Casas para viver /Des maisons pour habiter Ou l’insoutenable crise du logement au Portugal – publicabo por Cristina Semblano, economista e antiga dirigente do Bloco de Esquerda em https://www.revuepolitique.fr/

Parmi les multiples problèmes auxquels se trouve confronté le peuple portugais, celui du logement occupe une place de premier plan. C’est ainsi que le samedi 30 septembre des milliers de manifestants ont, une fois de plus, arpenté les rues de la capitale et de plusieurs villes, du nord au sud du pays, à l’appel de la Plateforme “Casas para viver” (Des maisons pour habiter), cherchant  ainsi à se faire rappeler au bon souvenir du gouvernement, dont les récentes mesures sont jugées insuffisantes, voire inefficaces.

 

C’est qu’au Portugal, la crise du logement est criante : dans un pays qui ne compte guère plus de 10 millions d’habitants, plus de 1 million habite dans des « casas comuns » (logements partagés), et 25% occupe des logements insalubres (2020) 1 , tandis qu’à la faveur des expulsions, s’accroît le nombre de sans-abri (+78% en 4 ans) 2,  et qu’«à Lisbonne on n’a jamais vu autant de tentes », selon Rita Valadas, la présidente de l’association caritative Cáritas Portugal.

Pour les tenants d’une vision libérale, le problème du logement, qui se manifeste par les difficultés insurmontables à se loger, est du côté de l’offre. Il faudrait construire plus, pour répondre à la demande. Or, au Portugal comme partout ailleurs en Europe, la construction de logements suit la croissance du nombre de ménages, depuis une dizaine d’années. Ainsi, base 100 en 2011, le nombre de logements est passé à 101.8 en 2021, accompagnant ainsi, à peu de choses près, l’évolution des foyers, dont l’indice est passé, dans la même période, à 102.6 3.

La situation n’est pas très différente de celle de l’UE, où base 100, en 2012, l’indice du nombre de logements est passé à 104.1 en 2020, tandis que celui du nombre des ménages passait à 102.5. Mais si la relation entre les deux grandeurs est à peu près équivalente dans les deux géographies, il n’en va pas de même de l’indice des prix des logements passé entre 2012 et 2020 de 100 à 126.9  en UE, contre 100 à 199.6 entre 2011 et 2021 au Portugal 4

C’est dire que si la déconnexion du niveau des prix par rapport à la demande se vérifie dans les deux géographies, il est sans commune mesure au Portugal, où la montée des prix (et partant des loyers)  est vertigineuse et encore plus déconnectée du revenu des ménages.

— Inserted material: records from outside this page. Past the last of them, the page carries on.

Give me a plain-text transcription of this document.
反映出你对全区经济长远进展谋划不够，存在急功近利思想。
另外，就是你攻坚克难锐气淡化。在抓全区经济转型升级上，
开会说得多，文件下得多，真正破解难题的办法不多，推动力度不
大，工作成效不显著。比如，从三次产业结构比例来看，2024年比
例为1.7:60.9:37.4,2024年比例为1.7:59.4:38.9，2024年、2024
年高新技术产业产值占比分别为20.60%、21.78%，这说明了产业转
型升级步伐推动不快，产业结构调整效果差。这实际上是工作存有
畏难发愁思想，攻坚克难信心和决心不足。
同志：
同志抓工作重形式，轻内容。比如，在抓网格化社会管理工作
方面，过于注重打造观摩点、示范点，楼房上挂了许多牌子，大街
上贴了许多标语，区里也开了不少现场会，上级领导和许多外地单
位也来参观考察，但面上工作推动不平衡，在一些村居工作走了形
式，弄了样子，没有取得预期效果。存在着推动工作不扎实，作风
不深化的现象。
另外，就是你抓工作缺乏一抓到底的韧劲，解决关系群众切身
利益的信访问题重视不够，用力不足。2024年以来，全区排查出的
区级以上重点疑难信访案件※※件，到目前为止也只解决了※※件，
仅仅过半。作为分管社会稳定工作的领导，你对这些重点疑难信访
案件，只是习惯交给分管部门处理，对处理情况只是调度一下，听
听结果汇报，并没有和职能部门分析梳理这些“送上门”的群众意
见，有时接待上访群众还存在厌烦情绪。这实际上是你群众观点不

Comme le fait noter le géographe Nuno Serra, on ne peut expliquer cet état de choses si l’on n’admet pas qu’ « il existe aujourd’hui de nouvelles demandes de logement, de nature éminemment spéculative, qui le considèrent comme un actif financier, un objet d’investissement, et non sous l’angle de la fonction résidentielle (et tant qu’on y est, sociale)» 5.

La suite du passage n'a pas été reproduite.